I played with him and learned so much, mainly about conviction and how great it is to play with people who are UP for it. No sooks. Tonight he was doing a set of songs based on the first gig he ever went to, Festival Hall in 1968 with Paul Jones (from Manfred Mann), The Small Faces and The Who. I used to turn my nose up at tribute bands years ago, but I then got to respect their hard-core showbiz attitude. It’s different if it’s an ongoing week after week thing. In shows like that, all the weirdness usually gets shaved off and the basics are trotted out. Then there is the phenomenon of bands getting back together. The Who themselves came here in the early 2000s for a car race gig. “The Two” they were derisively called. But this stuff has lasted, it’s worth hearing and people love it! What’s the problem? Ruth Rogers Wright, an English woman living in Melbourne, does an amazing Nina Simone show. It is difficult stuff to inhabit and pull off, for the players and the singer. She does it brilliantly well. Henry Manetta and the Trip did a Sun Ra show, complete with conga line of freaks weaving about the room. Again it was great to hear the music for real, being pushed out into a room by real people. Tex Perkins plays Johnny Cash as well as doing shows of country standards.
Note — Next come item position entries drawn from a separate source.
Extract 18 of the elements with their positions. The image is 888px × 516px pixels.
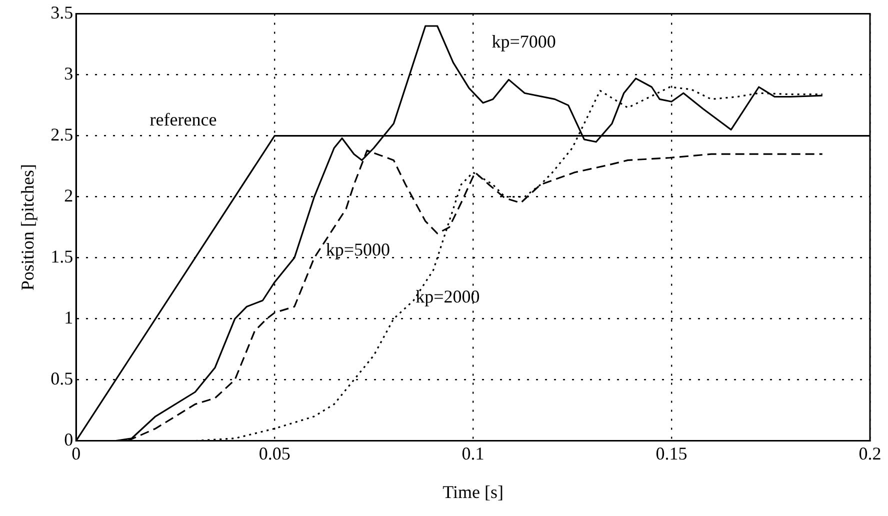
series-label: kp=2000 xyxy=(416,286,480,306)
y-tick-label: 1.5 xyxy=(50,246,74,267)
x-tick-label: 0.2 xyxy=(858,443,882,464)
series-label: kp=5000 xyxy=(326,240,390,260)
y-tick-label: 3 xyxy=(64,64,74,84)
x-tick-label: 0.1 xyxy=(462,443,484,464)
x-tick-label: 0.15 xyxy=(656,443,688,464)
x-axis-title: Time [s] xyxy=(442,482,504,502)
y-tick-label: 2.5 xyxy=(50,124,74,145)
y-tick-label: 0 xyxy=(64,430,74,450)
y-tick-label: 3.5 xyxy=(50,2,74,23)
text: reference xyxy=(150,109,217,130)
y-tick-label: 1 xyxy=(64,308,74,328)
series-label: kp=7000 xyxy=(492,32,556,52)
x-tick-label: 0.05 xyxy=(258,443,290,464)
y-tick-label: 2 xyxy=(64,186,74,206)
y-axis-title: Position [pitches] xyxy=(18,164,38,291)
y-tick-label: 0.5 xyxy=(50,368,74,389)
Who could do that stuff any better – his amazing voice and his really demanding standards for any player who steps on a stage with him? People love it! Those songs are stone tablets!

Billy came on and did the Paul Jones songs first. Bill plays a 1963 Strat that he makes absolutely sing. Battered and worn, he gets the cleanest sounds then power chords and works the tone constantly with the pots on the guitar, very few pedals. His voice is outstanding, getting all those screaming notes and totally controlling it, and mugging all present. They launch in to the Small Faces songs, from “Itchycoo Park” to the amazing “Tin Soldier”. It was beyond great to hear. People were dancing crazily. Antique moves from back in the day. Led by the women first, as always.

For The Who set, a man with a shaved head and quite ordinary suit stood in front of me. As the chords to “Substitute” rang out he began to move violently all by himself in the crowd. The Who’s music talks to men. He was making windmill guitar arm moves and riding the cymbals and clapping in a flamenco style. Stuff as hell. Not drinking at all. Song by song he removed his coat, then tie, then shirt and ended the gig in a drenched old T-shirt. The band played superbly, all the dynamics, harmonies, solos, key changes and other weirdly Who-specific arrangements. People know every note of those songs and Bill sang the hell out of them and made all those licks on the guitar totally happen. Nailed it all. Joy! “Won’t Get Fooled Again” is so full of weird dynamic changes and vamps on a single chord. A song written and recorded by a band in their own world and at its very peak. The edge of their world. It was so exciting to hear. Within these songs you heard all sorts of other musics by people like The Raspberries and Big Star who totally tripped out on the 60s mod style.

Like a recital of music in the classical world, played by modern players who were still close to it. Outstanding experience.